Proceedings of the AAAI Conference on Artificial Intelligence
Abstract

Off-policy evaluation (OPE) aims to accurately evaluate the performance of counterfactual policies using only offline logged data. Although many estimators have been developed, there is no single estimator that dominates the others, because the estimators' accuracy can vary greatly depending on a given OPE task such as the evaluation policy, number of actions, and noise level. Thus, the data-driven estimator selection problem is becoming increasingly important and can have a significant impact on the accuracy of OPE. However, identifying the most accurate estimator using only the logged data is quite challenging because the ground-truth estimation accuracy of estimators is generally unavailable. This paper thus studies this challenging problem of estimator selection for OPE for the first time. In particular, we enable an estimator selection that is adaptive to a given OPE task, by appropriately subsampling available logged data and constructing pseudo policies useful for the underlying estimator selection task. Comprehensive experiments on both synthetic and real-world company data demonstrate that the proposed procedure substantially improves the estimator selection compared to a non-adaptive heuristic. Note that complete version with technical appendix is available on arXiv: http://arxiv.org/abs/2211.13904.

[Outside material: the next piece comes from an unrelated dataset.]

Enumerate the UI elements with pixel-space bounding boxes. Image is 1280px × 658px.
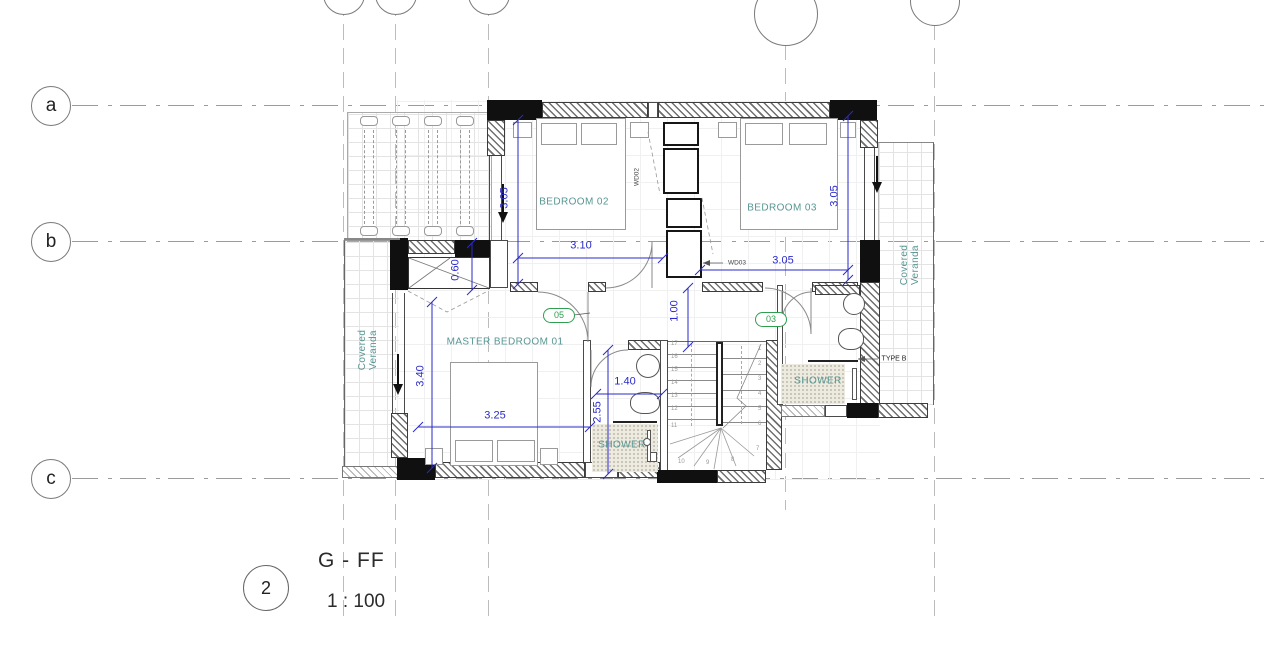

Proceedings of the International Conference on Knowledge Discovery and Data Mining (KDD)
Abstract

Off-policy Evaluation (OPE), or offline evaluation in general, evaluates the performance of hypothetical policies leveraging only offline log data. It is particularly useful in applications where the online interaction involves high stakes and expensive setting such as precision medicine and recommender systems. Since many OPE estimators have been proposed and some of them have hyperparameters to be tuned, there is an emerging challenge for practitioners to select and tune OPE estimators for their specific application. Unfortunately, identifying a reliable estimator from results reported in research papers is often difficult because the current experimental procedure evaluates and compares the estimators’ accuracy on a narrow set of hyperparameters and evaluation policies. Therefore, we cannot know which estimator is safe and reliable to use in general practice. In this work, we develop Interpretable Evaluation for Offline Evaluation (IEOE), an experimental procedure to evaluate OPE estimators’ sensitivity to the choice of hyperparameters and possible changes in evaluation policies in an interpretable manner. We also build open-source Python software, pyIEOE, to streamline the evaluation with the IEOE protocol. With this software, researchers can use IEOE to compare different OPE estimators in their research, and practitioners can select an appropriate estimator for the given practical situation. Then, using the IEOE procedure, we perform extensive re-evaluation of a wide variety of existing estimators on public datasets. We show that, surprisingly, simple estimators that have fewer hyperparameters are more reliable than other advanced estimators because advanced estimators need environment specific hyperparameter tuning to perform well. Finally, we apply IEOE to real-world e-commerce platform data and demonstrate how to use our protocol in practice.